The next few days were spent wandering around campus and meeting my roommates, attending really horrible orientation activities, and psyching myself up for school. And once again I was fine. I never got homesick. I loved my classes. I made friends-- I was on my own and loving it. So when looking back to those two days a year ago where I was seriously wondering WHY THE HECK I was here...I laugh. Because my life here has been so amazing, and sometimes it really feels like the first eighteen years of my life never happened. It's like one of those confusing dreams where you wake up and three days later you still aren't sure if it was real or not. 

But then you look back at embarrassing pictures of yourself from your freshman year of high school and you're like, "Yeah...that happened."

So. For anyone about to embark on the college experience, I have a few things to say to you. Not that I'm probably particularly qualified to be doing so, but hey- WHY NOT:

1. You're going to be fine. SO FINE. Newsflash- The amount of people in your boat right now is almost causing it to capsize. You have no idea. So bring a life jacket, and

2. Talk to people. It took me a while to figure this out, but that's really all you have to do. You'd be surprised by how far a "am I the only one in this class who thinks the professor is on drugs?" will get you. I still have to push myself to do this due to my intrinsic introversion, but I've been getting better, and this is a good thing...I think...no, yes. Yes it is.

3. If you are a female person, just get used to the fact that guys won't ask you out. That is, they typically won't unless you're one of the annoying girls who make it their duty to be all up in everyone's business the first couple weeks. Learn to be okay with this. Dating isn't really that great anyways. It's actually kind of dumb. But the guys you'll meet later on will make up for the initial "everyone hates me and thinks I'm scary/unattractive" feelings. Trust me.

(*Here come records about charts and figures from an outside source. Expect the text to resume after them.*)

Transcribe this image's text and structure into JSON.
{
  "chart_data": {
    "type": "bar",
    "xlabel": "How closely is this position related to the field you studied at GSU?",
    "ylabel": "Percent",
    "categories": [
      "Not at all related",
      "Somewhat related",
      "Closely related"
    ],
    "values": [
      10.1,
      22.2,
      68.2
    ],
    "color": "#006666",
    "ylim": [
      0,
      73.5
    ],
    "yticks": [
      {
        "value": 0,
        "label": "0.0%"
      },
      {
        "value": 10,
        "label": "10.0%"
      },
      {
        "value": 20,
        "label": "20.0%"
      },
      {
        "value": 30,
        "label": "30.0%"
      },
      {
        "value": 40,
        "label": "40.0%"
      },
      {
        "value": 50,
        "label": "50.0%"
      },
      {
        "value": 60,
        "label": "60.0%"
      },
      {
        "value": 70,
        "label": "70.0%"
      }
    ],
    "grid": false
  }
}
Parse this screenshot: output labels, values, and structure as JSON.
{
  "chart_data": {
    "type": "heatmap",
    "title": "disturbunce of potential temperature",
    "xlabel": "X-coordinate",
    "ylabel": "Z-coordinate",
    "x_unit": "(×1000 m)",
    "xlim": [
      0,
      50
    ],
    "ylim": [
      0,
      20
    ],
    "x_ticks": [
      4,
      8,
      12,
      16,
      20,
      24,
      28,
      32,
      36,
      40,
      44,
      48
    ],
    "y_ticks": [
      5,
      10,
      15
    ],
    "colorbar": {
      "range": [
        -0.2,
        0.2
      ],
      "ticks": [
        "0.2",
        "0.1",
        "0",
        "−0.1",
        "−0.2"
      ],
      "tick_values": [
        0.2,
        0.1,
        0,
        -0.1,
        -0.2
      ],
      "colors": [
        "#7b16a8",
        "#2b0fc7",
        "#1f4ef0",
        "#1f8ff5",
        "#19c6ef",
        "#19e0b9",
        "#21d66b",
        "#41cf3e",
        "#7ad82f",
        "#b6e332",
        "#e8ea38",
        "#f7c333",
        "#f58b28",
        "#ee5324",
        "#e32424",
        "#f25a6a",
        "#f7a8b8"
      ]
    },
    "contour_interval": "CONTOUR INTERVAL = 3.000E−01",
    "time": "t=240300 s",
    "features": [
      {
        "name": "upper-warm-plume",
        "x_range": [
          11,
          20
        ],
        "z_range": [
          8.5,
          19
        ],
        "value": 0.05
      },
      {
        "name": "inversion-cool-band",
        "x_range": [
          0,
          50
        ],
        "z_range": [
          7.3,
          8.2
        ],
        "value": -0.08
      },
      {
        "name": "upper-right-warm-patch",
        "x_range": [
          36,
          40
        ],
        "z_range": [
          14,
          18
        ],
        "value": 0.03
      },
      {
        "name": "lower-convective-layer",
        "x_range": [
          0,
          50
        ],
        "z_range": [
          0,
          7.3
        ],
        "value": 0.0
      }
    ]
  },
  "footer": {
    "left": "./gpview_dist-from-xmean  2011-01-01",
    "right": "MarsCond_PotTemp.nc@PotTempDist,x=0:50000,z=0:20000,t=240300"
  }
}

4. Pick classes by professor, not just by subject. I can honestly report that I have either absolutely loved or at least appreciated ALL of my classes so far in college by doing this. They've taught me much more than what's on the syllabus, have engaged my mind like few teachers in high school ever did, and helped me to figure out what really interests me- those things that I go home and research just because I want to. Learning has gone beyond the grades for me, and I could not be happier about this realization.

5. Call your mom. I cannot even begin to count how many times what I thought to be a crisis was immediately turned into the most laughable, insignificant trifle simply by going on a walk and talking to my mom. As much as you might still think it's not true, she knows you better than anyone else. I mean, you were once in her womb. You can't really get closer than that, believe me. My mother is the voice of reason, my editor, my venting buddy, and my best friend. Yes, you will make amazing friends in college, but never forget the one who's always just a phone call away and more than happy to relieve you of all your angsty, young adult dilemmas.

Oh, and you'll be fine...Did I say that already? Doesn't matter. Because you will be. So there.